Startups are notoriously difficult. When the rates of change are so drastically accelerated, it’s hard to have confidence in any longer term outcomes. There are many ways to achieve strong growth early on because the dollar amounts are so small, but few of them are sustainable enough to result in a continual growth trajectory. Projecting exponential growth is scary. Predicting a decay in a previously exponential growth path is, in some ways, worse. Ultimately, startup forecasts become in many ways more political calculations than best projections of truth.

The forecasting session is built on pain tolerance. It’s a bull rush, a waving of the red flag. Who blinks first when the silence draws thick as the CEO asks who will push the numbers to their proper place? It’s an act of high-stakes hot potato that will determine the course of the year. Who can convince the other to take on maximum risk for minimum gain while keeping the inverse for themselves? Gambit, and counter gambit.

“It seems like the sales team is only covering half of the required goal. Given their compensation structure, perhaps it would make sense for them to commit to a deeper top-line.”
“Sales would be happy to commit to the full top-line if marketing signs up for a full increase in leads. Sales qualified, of course.”
“Marketing can certainly hit lead goals as long as we qualify on the marketing level. We’ve seen sales be a bit, unfortunate, in their judging criteria when they’ve had issues closing leads.”

And around and around it goes.

The saying goes that everything is politics, but it’s never more true than when you have large scale dollars, livelihoods and reputations at stake. One of the deepest and most powerful indicators of a strong executive is someone who can “hit their numbers.” Show me an executive that hits their numbers, and I’ll show an executive that’s really, really good at setting those numbers. The first thing you learn as an executive is how to set your team, but most importantly yourself, up for success. No one wants to be seen as not a team player, but there’s a certain special skill set in those who can lay contingencies upon their plans and lay excuses that aren’t seen as excuses well in advance. If one can make the goal hard to achieve, they win in both scenarios. Miss, and the groundwork has been laid well in advance. Hit it, and be seen as a hero who overcame impossible odds to do so. The smart executive is consistently evaluating these things. Everyone wants to play heads I win, tails you lose—only a sucker takes a real honest bet.

So what are you left with after all this? If the game is known and the players are dealt a fair playing hand, you’ll end up with a decent forecast, all things considered. After all, it’s the big leagues. No one makes it without leaving a fair number of corpses in their wake. In startups, though? Bigger issues arise. When you have an uneven playing field, each headcount actually matters. And, the game is not well-known to the players, particularly not to the OG true believers who are just now encountering the corporate beasts known as planning sessions.

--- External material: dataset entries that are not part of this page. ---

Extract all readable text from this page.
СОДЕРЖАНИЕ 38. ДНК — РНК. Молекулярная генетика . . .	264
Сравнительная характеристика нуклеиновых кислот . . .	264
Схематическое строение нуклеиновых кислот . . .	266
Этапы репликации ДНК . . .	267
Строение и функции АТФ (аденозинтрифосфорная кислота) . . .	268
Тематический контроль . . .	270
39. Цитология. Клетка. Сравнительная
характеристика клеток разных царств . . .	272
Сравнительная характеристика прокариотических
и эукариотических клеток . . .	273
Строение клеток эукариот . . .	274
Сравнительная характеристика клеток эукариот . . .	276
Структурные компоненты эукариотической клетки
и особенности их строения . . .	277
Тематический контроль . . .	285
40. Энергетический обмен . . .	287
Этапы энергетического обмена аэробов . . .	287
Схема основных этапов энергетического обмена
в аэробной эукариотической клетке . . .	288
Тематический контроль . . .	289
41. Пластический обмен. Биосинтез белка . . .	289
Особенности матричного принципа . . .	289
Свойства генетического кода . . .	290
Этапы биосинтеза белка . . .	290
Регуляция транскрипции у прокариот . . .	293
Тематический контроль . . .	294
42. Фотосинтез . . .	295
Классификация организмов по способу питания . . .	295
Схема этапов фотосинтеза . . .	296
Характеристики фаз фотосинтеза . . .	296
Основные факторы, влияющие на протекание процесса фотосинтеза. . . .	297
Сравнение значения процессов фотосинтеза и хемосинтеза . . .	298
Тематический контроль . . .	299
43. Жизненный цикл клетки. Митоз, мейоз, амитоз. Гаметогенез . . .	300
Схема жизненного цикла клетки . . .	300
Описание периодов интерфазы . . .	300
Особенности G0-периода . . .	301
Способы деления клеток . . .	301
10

This is where the Founder/CEO needs to step in and be strong. Lay out the ground rules. Go in knowing exactly what you’re all there to discuss, and set the expected result of a solid answer that follows from your methodology. Make sure conversations are structured such that the people who matter are in them and the ones who don’t, aren’t. Even the playing field to the extent you can, and above all else, arrive at an outcome.

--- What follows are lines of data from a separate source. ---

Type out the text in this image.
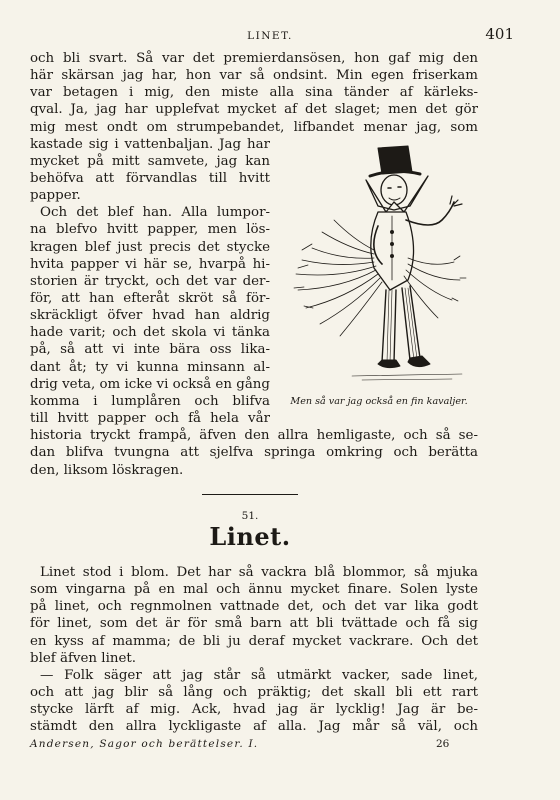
LINET.	401
och bli svart. Så var det premierdansösen, hon gaf mig den
här skärsan jag har, hon var så ondsint. Min egen friserkam
var betagen i mig, den miste alla sina tänder af kärleks-
qval. Ja, jag har upplefvat mycket af det slaget; men det gör
mig mest ondt om strumpebandet, lifbandet menar jag, som
kastade sig i vattenbaljan. Jag har
mycket på mitt samvete, jag kan
behöfva att förvandlas till hvitt
papper.
Och det blef han. Alla lumpor-
na blefvo hvitt papper, men lös-
kragen blef just precis det stycke
hvita papper vi här se, hvarpå hi-
storien är tryckt, och det var der-
för, att han efteråt skröt så för-
skräckligt öfver hvad han aldrig
hade varit; och det skola vi tänka
på, så att vi inte bära oss lika-
dant åt; ty vi kunna minsann al-
drig veta, om icke vi också en gång
komma i lumplåren och blifva
till hvitt papper och få hela vår
historia tryckt frampå, äfven den allra hemligaste, och så se-
dan blifva tvungna att sjelfva springa omkring och berätta
den, liksom löskragen.
Men så var jag också en fin kavaljer.
51.
Linet.
Linet stod i blom. Det har så vackra blå blommor, så mjuka
som vingarna på en mal och ännu mycket finare. Solen lyste
på linet, och regnmolnen vattnade det, och det var lika godt
för linet, som det är för små barn att bli tvättade och få sig
en kyss af mamma; de bli ju deraf mycket vackrare. Och det
blef äfven linet.
— Folk säger att jag står så utmärkt vacker, sade linet,
och att jag blir så lång och präktig; det skall bli ett rart
stycke lärft af mig. Ack, hvad jag är lycklig! Jag är be-
stämdt den allra lyckligaste af alla. Jag mår så väl, och
Andersen, Sagor och berättelser. I.	26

Be crystal clear in your expectations, and call out each and every member of your team as the sessions go on. One of the foundational solutions to a Prisoner’s dilemma is extra situational enforcement.

Fundamentally, the planning and forecasting process is a CEO exercise, and it should be treated as one. Until IPO glory, the CEO needs to be strongly hands-on across key pieces of the company. Forecasting is most certainly one of those. Lead the process, and hold yourself accountable for the results.